The receivership was kept open for an unusually long twelve years. Finally, in 1910, Lewis E. Pearce was appointed replacement receiver for the Stolls. He was ordered to settle the affairs of the Wm. Tarr & Company. He immediately began to question the Stolls’ actions.
In August 1911, Receiver Pearce filed suit against the estates of the Stoll brothers to recover $60,399.55 paid from the company. He claimed that the gold mortgage bonds were issued for the benefits of the Stolls and not for business purposes. He also claimed that these bonds were delivered without consideration and in anticipation of insolvency. He additionally claimed that the receivers had charged excessive fees and paid excessive interest on the repaid loans to their related entities.
Richard P. Stoll was the closing attorney for the bonds while he was President of the Lexington City National Bank (the largest creditor and primary beneficiary of the bond issue). His brothers – Charles H. and James S. Stoll – were involved with the Whiskey Trust. James S. Stoll was also a director of the Tarr distillery.
At closing, the bonds were divided: Lexington City National Bank received thirty-three bonds; James S. Stoll received five bonds; First National Bank received five bonds; William Tarr received five bonds; Lexington City National Bank received one additional bond as a fee; and Fayette National Bank received one bond to secure a loan of Tarr. Each bond had the face value of $1,000. Tarr’s bonds were payment for the sale of the Ater Spring property to the distillery. After the receivership, he was forced to surrender these bonds back to the receivers.

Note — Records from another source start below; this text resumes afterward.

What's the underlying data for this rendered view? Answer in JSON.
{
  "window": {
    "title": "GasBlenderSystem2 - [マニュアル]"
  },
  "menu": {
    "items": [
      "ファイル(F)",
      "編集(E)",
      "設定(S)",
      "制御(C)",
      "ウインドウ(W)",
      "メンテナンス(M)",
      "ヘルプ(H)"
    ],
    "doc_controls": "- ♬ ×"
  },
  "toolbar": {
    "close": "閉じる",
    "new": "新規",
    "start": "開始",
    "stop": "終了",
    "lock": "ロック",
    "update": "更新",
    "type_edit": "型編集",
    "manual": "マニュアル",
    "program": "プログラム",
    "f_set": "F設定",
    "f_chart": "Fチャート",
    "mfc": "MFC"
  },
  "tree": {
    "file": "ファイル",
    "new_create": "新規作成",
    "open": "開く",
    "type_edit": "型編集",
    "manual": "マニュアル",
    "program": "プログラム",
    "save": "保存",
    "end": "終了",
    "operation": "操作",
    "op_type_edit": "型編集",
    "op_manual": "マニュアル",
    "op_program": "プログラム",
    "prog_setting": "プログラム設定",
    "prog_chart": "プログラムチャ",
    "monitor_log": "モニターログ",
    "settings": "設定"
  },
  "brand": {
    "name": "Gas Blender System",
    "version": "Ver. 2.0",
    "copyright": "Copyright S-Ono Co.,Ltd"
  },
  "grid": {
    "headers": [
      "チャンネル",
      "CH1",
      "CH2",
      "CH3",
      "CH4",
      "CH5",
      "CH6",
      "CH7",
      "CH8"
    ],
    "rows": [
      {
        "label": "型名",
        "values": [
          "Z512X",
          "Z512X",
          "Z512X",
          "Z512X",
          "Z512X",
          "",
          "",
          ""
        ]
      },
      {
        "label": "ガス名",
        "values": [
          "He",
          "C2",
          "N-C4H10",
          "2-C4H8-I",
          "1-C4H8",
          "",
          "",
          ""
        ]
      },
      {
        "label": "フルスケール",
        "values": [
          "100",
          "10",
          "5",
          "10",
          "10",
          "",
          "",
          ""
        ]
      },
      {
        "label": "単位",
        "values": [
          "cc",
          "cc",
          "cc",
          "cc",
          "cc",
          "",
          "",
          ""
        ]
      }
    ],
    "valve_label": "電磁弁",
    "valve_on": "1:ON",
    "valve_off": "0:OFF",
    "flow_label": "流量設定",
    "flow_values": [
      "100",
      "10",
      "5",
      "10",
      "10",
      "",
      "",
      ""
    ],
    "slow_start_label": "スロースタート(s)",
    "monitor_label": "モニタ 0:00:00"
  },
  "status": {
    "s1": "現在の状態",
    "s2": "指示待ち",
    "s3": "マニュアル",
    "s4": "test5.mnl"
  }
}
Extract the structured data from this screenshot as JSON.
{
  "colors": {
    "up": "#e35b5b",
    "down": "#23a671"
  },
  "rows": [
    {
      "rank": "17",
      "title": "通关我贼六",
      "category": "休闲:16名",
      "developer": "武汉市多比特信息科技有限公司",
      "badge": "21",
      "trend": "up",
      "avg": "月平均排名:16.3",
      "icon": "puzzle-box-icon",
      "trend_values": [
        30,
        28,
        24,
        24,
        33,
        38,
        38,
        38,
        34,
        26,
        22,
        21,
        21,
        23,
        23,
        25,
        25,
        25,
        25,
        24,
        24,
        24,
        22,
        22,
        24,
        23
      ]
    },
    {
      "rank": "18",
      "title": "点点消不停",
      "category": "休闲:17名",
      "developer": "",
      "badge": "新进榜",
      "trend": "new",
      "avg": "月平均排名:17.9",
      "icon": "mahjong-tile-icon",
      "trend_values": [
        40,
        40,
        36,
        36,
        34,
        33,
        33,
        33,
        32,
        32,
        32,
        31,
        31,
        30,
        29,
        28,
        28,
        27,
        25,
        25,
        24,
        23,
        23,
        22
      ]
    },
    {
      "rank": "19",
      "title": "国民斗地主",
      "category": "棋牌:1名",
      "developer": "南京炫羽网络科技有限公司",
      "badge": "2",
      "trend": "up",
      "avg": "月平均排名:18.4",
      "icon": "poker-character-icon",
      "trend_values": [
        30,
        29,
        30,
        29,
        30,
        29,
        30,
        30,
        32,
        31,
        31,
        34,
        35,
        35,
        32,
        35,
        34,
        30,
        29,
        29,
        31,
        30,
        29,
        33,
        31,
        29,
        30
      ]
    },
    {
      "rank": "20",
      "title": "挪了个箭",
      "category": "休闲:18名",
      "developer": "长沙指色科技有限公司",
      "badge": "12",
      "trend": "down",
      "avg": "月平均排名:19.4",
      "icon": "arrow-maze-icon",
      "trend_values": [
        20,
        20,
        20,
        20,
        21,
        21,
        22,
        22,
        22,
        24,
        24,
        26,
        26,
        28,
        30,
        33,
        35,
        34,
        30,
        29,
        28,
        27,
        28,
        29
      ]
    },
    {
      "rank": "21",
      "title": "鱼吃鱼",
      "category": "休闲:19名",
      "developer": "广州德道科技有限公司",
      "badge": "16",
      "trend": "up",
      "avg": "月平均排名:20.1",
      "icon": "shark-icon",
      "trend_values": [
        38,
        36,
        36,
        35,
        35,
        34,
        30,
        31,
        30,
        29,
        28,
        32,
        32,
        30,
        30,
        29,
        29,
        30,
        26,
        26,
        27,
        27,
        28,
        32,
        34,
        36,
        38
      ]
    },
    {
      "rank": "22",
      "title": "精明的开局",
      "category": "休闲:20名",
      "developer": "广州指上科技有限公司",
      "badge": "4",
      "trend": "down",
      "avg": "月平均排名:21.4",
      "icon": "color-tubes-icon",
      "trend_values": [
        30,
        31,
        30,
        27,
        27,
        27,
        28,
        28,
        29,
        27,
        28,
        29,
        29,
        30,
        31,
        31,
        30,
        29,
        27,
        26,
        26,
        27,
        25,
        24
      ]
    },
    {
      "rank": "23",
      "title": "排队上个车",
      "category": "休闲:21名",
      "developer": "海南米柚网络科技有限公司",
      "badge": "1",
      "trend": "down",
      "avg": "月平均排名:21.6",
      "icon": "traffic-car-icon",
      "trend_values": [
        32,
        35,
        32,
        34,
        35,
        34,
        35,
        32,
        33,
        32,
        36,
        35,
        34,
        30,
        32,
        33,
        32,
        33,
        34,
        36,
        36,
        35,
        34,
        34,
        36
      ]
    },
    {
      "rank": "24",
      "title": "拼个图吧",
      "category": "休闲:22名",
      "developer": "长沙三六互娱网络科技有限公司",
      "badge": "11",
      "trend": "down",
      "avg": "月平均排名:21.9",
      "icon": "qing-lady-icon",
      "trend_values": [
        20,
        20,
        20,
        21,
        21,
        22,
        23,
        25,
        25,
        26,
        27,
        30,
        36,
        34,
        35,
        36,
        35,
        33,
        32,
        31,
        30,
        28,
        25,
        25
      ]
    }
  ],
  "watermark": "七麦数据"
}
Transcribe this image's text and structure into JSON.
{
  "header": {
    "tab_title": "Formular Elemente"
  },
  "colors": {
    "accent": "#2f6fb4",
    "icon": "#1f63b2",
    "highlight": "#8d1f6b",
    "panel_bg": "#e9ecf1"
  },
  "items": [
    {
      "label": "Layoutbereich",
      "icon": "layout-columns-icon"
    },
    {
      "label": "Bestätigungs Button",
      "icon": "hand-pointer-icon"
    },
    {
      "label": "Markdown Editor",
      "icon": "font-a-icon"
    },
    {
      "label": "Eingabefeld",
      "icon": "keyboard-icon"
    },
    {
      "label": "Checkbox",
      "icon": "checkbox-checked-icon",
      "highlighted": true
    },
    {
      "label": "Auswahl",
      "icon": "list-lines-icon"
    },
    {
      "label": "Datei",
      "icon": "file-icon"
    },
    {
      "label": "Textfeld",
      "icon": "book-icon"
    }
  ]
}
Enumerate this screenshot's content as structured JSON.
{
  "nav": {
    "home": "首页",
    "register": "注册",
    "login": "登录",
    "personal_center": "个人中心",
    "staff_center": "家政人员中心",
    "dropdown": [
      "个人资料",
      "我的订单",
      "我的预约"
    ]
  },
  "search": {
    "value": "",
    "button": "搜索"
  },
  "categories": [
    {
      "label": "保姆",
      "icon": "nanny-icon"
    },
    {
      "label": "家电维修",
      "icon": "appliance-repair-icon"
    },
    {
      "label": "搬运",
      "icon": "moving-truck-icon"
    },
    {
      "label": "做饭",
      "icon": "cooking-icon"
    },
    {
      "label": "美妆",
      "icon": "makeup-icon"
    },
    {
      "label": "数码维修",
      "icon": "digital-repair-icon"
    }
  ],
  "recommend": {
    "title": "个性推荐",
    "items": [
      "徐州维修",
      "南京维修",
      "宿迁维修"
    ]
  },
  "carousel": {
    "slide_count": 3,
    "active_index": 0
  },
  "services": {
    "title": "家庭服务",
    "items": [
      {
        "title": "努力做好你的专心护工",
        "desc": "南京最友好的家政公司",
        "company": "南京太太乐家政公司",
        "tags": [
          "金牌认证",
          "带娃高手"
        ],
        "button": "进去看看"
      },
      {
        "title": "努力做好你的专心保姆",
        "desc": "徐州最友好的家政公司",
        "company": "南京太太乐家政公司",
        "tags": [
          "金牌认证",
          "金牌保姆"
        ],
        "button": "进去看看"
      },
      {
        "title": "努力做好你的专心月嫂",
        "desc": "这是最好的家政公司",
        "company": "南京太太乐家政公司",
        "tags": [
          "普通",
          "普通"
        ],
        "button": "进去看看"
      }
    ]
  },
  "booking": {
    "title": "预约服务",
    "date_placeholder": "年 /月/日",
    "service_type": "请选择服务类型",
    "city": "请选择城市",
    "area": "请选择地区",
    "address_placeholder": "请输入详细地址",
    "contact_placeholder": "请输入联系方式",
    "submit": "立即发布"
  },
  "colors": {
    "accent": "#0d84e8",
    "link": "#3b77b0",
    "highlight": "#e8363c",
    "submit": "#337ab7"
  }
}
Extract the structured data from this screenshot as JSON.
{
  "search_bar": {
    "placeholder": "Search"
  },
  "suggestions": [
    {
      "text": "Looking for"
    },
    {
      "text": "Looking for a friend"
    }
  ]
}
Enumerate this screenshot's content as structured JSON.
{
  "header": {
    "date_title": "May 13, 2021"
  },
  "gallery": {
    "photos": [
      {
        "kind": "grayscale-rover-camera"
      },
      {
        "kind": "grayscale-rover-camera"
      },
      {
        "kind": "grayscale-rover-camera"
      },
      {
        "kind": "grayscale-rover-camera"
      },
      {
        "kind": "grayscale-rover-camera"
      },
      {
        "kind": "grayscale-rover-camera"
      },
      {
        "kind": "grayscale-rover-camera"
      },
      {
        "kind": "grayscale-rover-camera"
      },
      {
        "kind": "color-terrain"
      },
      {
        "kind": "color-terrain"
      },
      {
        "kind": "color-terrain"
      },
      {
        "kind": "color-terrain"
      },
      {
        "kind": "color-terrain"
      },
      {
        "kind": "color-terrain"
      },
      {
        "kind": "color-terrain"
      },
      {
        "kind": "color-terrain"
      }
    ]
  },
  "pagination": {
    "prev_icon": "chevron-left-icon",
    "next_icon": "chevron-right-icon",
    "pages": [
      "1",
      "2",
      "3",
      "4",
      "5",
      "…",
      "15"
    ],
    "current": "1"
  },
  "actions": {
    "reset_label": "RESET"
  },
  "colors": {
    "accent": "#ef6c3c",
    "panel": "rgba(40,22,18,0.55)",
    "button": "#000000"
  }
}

The Stolls charged a receiver fee of $10,000 for their services. The company also had additional loans with the Lexington City National Bank for $32,000, Fayette National Bank for $4,300 and Stoll, Vannatta & Company for $3,200. These loans were paid in full with interest.
After Tarr’s death in 1911, the suit was settled out of court. Many observers thought that Tarr had turned to his friends the Stolls for help and the Stolls helped themselves. It is interesting to note that the Lexington Herald, a paper friendly with the Stolls, ran a short obituary stating, “he used to be very wealthy.” Other papers from around the state ran lengthy obituaries, fitting his position and many accomplishments.